2011 American documentary film

Last Days Here is a 2011 American documentary film featuring Bobby Liebling, lead singer of doom metal band Pentagram. Directed by Don Argott and Demian Fenton, the film had its world premiere at the South by Southwest film festival on March 14, 2011. It is distributed by Sundance Selects.

==Synopsis==
Last Days Here follows Bobby Liebling, lead singer of Pentagram, an Alexandria, Virginia-based doom metal band founded in 1971 and active sporadically throughout the following four decades. At the film's outset, Liebling is in his 50s, living in his parents' basement, and addicted to drugs. After Pentagram's music is rediscovered by the heavy metal underground scene, Liebling begins to recover from his lifestyle. His friend and manager Sean "Pellet" Pelletier attempts to help Liebling overcome his drug addiction and escape his old life. The film ends in 2010 with Pentagram returning to the stage and Liebling sober, married and his new wife expecting their first child.

==Production==
Co-director Fenton first became familiar with Liebling after listening to Pentagram's 1970s recordings on cassette tape and the 2001 compilation First Daze Here, and enjoying the early Pentagram material. He heard rumors about Liebling, including living in his parents' basement and ingesting illegal drugs. When Fenton and Argott began filming Liebling, they were not sure if a documentary could result. Fenton said, "It really seemed like he was going to smoke himself to death in his parents' basement, something we weren't interested in documenting." When Liebling attempted to recover from his lifestyle, the directors saw potential for a documentary.

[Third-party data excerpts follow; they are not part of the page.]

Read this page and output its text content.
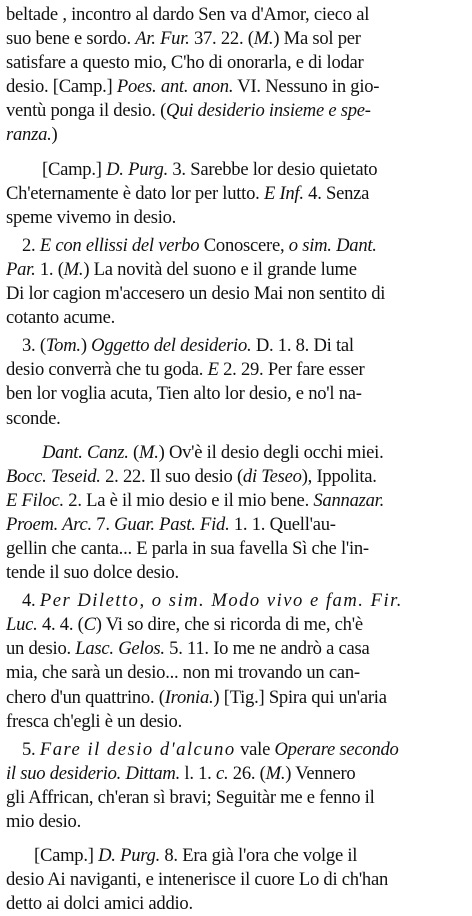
beltade , incontro al dardo Sen va d'Amor, cieco al
suo bene e sordo. Ar. Fur. 37. 22. (M.) Ma sol per
satisfare a questo mio, C'ho di onorarla, e di lodar
desio. [Camp.] Poes. ant. anon. VI. Nessuno in gio-
ventù ponga il desio. (Qui desiderio insieme e spe-
ranza.)
[Camp.] D. Purg. 3. Sarebbe lor desio quietato
Ch'eternamente è dato lor per lutto. E Inf. 4. Senza
speme vivemo in desio.
2. E con ellissi del verbo Conoscere, o sim. Dant.
Par. 1. (M.) La novità del suono e il grande lume
Di lor cagion m'accesero un desio Mai non sentito di
cotanto acume.
3. (Tom.) Oggetto del desiderio. D. 1. 8. Di tal
desio converrà che tu goda. E 2. 29. Per fare esser
ben lor voglia acuta, Tien alto lor desio, e no'l na-
sconde.
Dant. Canz. (M.) Ov'è il desio degli occhi miei.
Bocc. Teseid. 2. 22. Il suo desio (di Teseo), Ippolita.
E Filoc. 2. La è il mio desio e il mio bene. Sannazar.
Proem. Arc. 7. Guar. Past. Fid. 1. 1. Quell'au-
gellin che canta... E parla in sua favella Sì che l'in-
tende il suo dolce desio.
4. Per Diletto, o sim. Modo vivo e fam. Fir.
Luc. 4. 4. (C) Vi so dire, che si ricorda di me, ch'è
un desio. Lasc. Gelos. 5. 11. Io me ne andrò a casa
mia, che sarà un desio... non mi trovando un can-
chero d'un quattrino. (Ironia.) [Tig.] Spira qui un'aria
fresca ch'egli è un desio.
5. Fare il desio d'alcuno vale Operare secondo
il suo desiderio. Dittam. l. 1. c. 26. (M.) Vennero
gli Affrican, ch'eran sì bravi; Seguitàr me e fenno il
mio desio.
[Camp.] D. Purg. 8. Era già l'ora che volge il
desio Ai naviganti, e intenerisce il cuore Lo di ch'han
detto ai dolci amici addio.
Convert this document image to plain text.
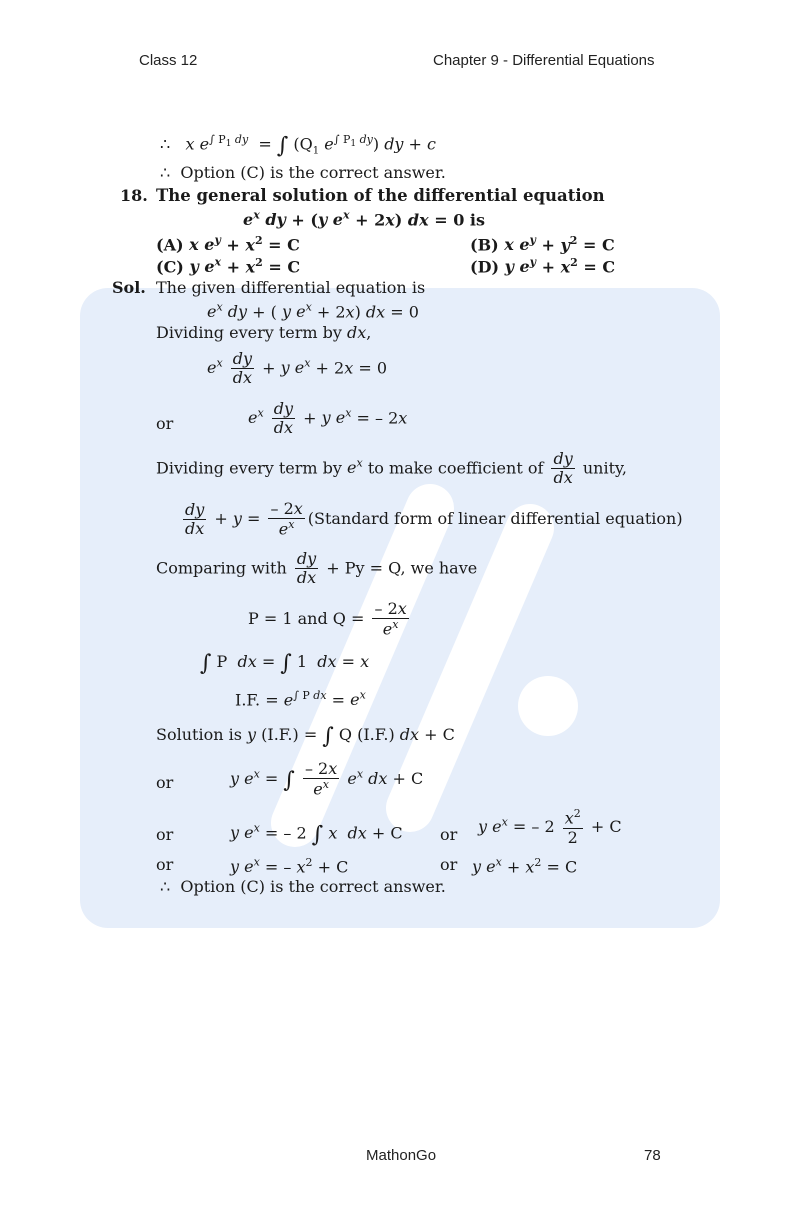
Class 12	Chapter 9 - Differential Equations
∴ x $e^{\int P_1 dy}$  = ∫ ($Q_1$ $e^{\int P_1 dy}$) dy + c
∴ Option (C) is the correct answer.
18. The general solution of the differential equation
$e^x$ dy + (y $e^x + 2x$) dx = 0 is
(A) x $e^y + x^2 = C$	(B) x $e^y + y^2 = C$
(C) y $e^x + x^2 = C$	(D) y $e^y + x^2 = C$
Sol. The given differential equation is
$e^x$ dy + ( y $e^x + 2x$) dx = 0
Dividing every term by dx,
$e^x \frac{dy}{dx} + y$ $e^x + 2x = 0$
or	$e^x \frac{dy}{dx} + y$ $e^x$ = – 2x
Dividing every term by $e^x$ to make coefficient of $\frac{dy}{dx}$ unity,
$\frac{dy}{dx} + y = \frac{- 2x}{e^x}$ (Standard form of linear differential equation)
Comparing with $\frac{dy}{dx} + Py = Q$, we have
P = 1 and $Q = \frac{- 2x}{e^x}$
∫ P  dx = ∫ 1  dx = x
I.F. = $e^{\int P dx} = e^x$
Solution is y (I.F.) = ∫ Q (I.F.) dx + C
or	y $e^x$ = ∫ $\frac{- 2x}{e^x} e^x$ dx + C
or	y $e^x$ = – 2 ∫ x dx + C or y $e^x$ = – $2 \frac{x^2}{2} + C$
or	y $e^x$ = – $x^2 + C$	or y $e^x + x^2 = C$
∴ Option (C) is the correct answer.
MathonGo	78
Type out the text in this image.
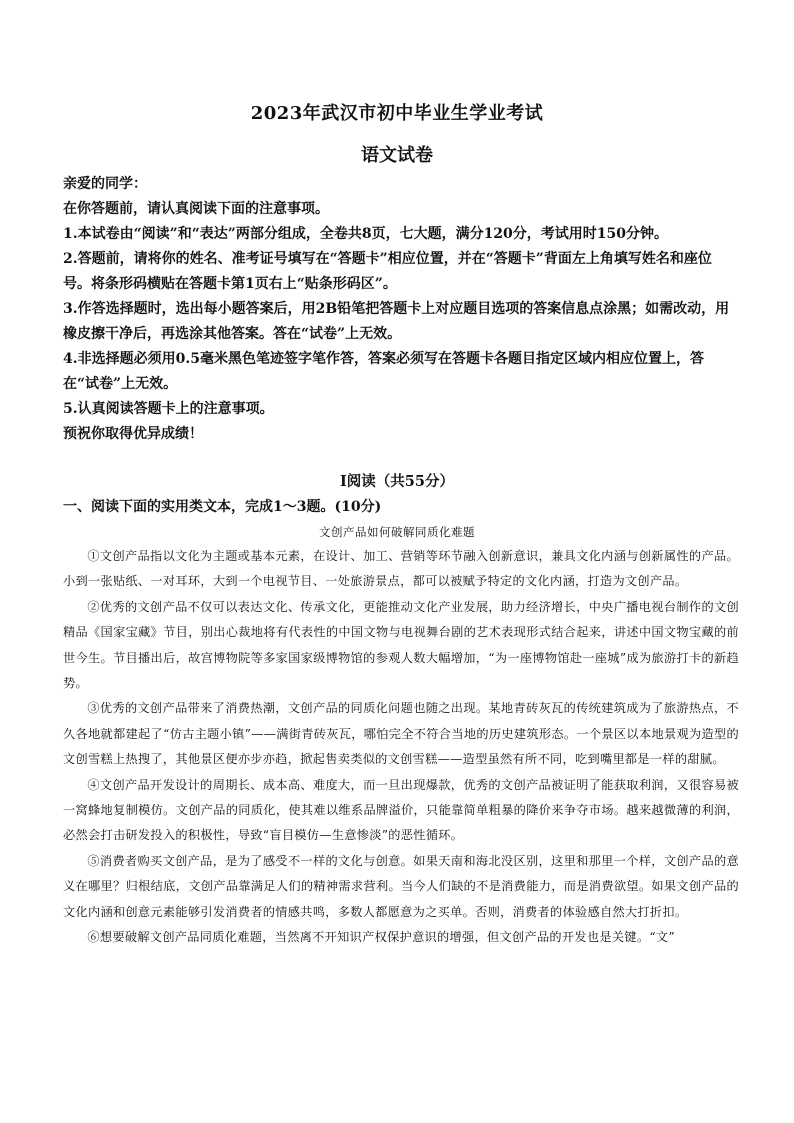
2023年武汉市初中毕业生学业考试
语文试卷

亲爱的同学：

在你答题前，请认真阅读下面的注意事项。

1.本试卷由“阅读”和“表达”两部分组成，全卷共8页，七大题，满分120分，考试用时150分钟。

2.答题前，请将你的姓名、准考证号填写在“答题卡”相应位置，并在“答题卡”背面左上角填写姓名和座位号。将条形码横贴在答题卡第1页右上“贴条形码区”。

3.作答选择题时，选出每小题答案后，用2B铅笔把答题卡上对应题目选项的答案信息点涂黑；如需改动，用橡皮擦干净后，再选涂其他答案。答在“试卷”上无效。

4.非选择题必须用0.5毫米黑色笔迹签字笔作答，答案必须写在答题卡各题目指定区域内相应位置上，答在“试卷”上无效。

5.认真阅读答题卡上的注意事项。

预祝你取得优异成绩！

Ⅰ阅读（共55分）
一、阅读下面的实用类文本，完成1～3题。(10分)
文创产品如何破解同质化难题

①文创产品指以文化为主题或基本元素，在设计、加工、营销等环节融入创新意识，兼具文化内涵与创新属性的产品。小到一张贴纸、一对耳环，大到一个电视节目、一处旅游景点，都可以被赋予特定的文化内涵，打造为文创产品。

②优秀的文创产品不仅可以表达文化、传承文化，更能推动文化产业发展，助力经济增长，中央广播电视台制作的文创精品《国家宝藏》节目，别出心裁地将有代表性的中国文物与电视舞台剧的艺术表现形式结合起来，讲述中国文物宝藏的前世今生。节目播出后，故宫博物院等多家国家级博物馆的参观人数大幅增加，“为一座博物馆赴一座城”成为旅游打卡的新趋势。

③优秀的文创产品带来了消费热潮，文创产品的同质化问题也随之出现。某地青砖灰瓦的传统建筑成为了旅游热点，不久各地就都建起了“仿古主题小镇”——满街青砖灰瓦，哪怕完全不符合当地的历史建筑形态。一个景区以本地景观为造型的文创雪糕上热搜了，其他景区便亦步亦趋，掀起售卖类似的文创雪糕——造型虽然有所不同，吃到嘴里都是一样的甜腻。

④文创产品开发设计的周期长、成本高、难度大，而一旦出现爆款，优秀的文创产品被证明了能获取利润，又很容易被一窝蜂地复制模仿。文创产品的同质化，使其难以维系品牌溢价，只能靠简单粗暴的降价来争夺市场。越来越微薄的利润，必然会打击研发投入的积极性，导致“盲目模仿—生意惨淡”的恶性循环。

⑤消费者购买文创产品，是为了感受不一样的文化与创意。如果天南和海北没区别，这里和那里一个样，文创产品的意义在哪里？归根结底，文创产品靠满足人们的精神需求营利。当今人们缺的不是消费能力，而是消费欲望。如果文创产品的文化内涵和创意元素能够引发消费者的情感共鸣，多数人都愿意为之买单。否则，消费者的体验感自然大打折扣。

⑥想要破解文创产品同质化难题，当然离不开知识产权保护意识的增强，但文创产品的开发也是关键。“文”
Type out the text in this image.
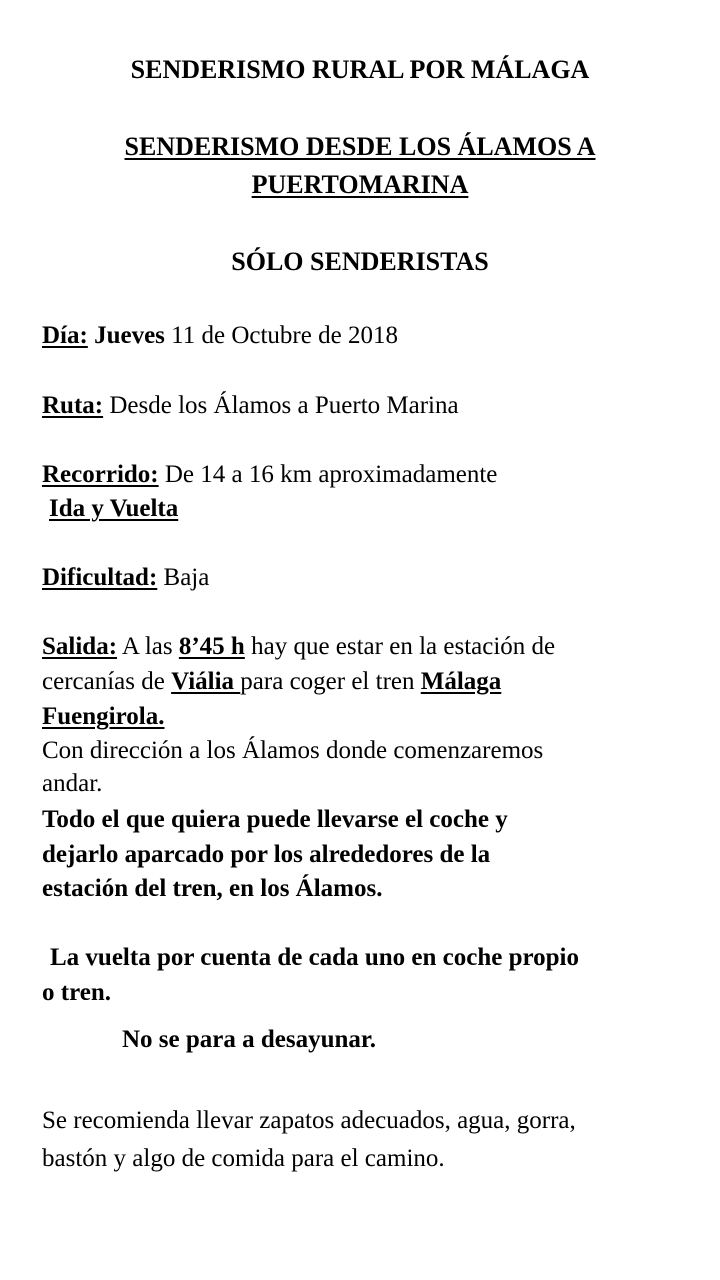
SENDERISMO RURAL POR MÁLAGA
SENDERISMO DESDE LOS ÁLAMOS A
PUERTOMARINA
SÓLO SENDERISTAS
Día: Jueves 11 de Octubre de 2018
Ruta: Desde los Álamos a Puerto Marina
Recorrido: De 14 a 16 km aproximadamente
Ida y Vuelta
Dificultad: Baja
Salida: A las 8’45 h hay que estar en la estación de
cercanías de Viália para coger el tren Málaga
Fuengirola.
Con dirección a los Álamos donde comenzaremos
andar.
Todo el que quiera puede llevarse el coche y
dejarlo aparcado por los alrededores de la
estación del tren, en los Álamos.
La vuelta por cuenta de cada uno en coche propio
o tren.
No se para a desayunar.
Se recomienda llevar zapatos adecuados, agua, gorra,
bastón y algo de comida para el camino.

The directors filmed hundreds of hours of footage from 2006-2010 with very little budgeting. Fenton said about addressing the swift changes in Liebling's life, "Many times we had to finesse the rapid shifts in Bobby’s life so the viewer wouldn’t be left confused." He said that Liebling had shown multiple sides of himself, which the directors tried to balance for their documentary.

==Release==
Last Days Here premiered at South by Southwest on March 14, 2011. In the following month, Sundance Selects acquired the rights to distribute Last Days Here in North America. It distributed the documentary in theaters and through its video on demand platform. It was released commercially on July 31, 2012 in DVD format.

==Reception==
Stephen Saito of Independent Film Channel said Liebling's story was typical of most rock star stories and that he would normally not be interesting to mainstream viewers since Pentagram never had a mass audience. However, he said that "Fenton... and Argott spent six years waiting for the story to reveal itself and that patience has been rewarded with a tale that's sad, sometimes frustrating and ultimately triumphant." Saito applauded Fenton and Argott's use of supporting characters to share stories about Liebling. He noted, "Last Days Here isn't weighed down by history, or much of anything for that matter as it uses a traditionally straightforward, slightly shaggy narrative to tell of Liebling's rise and fall."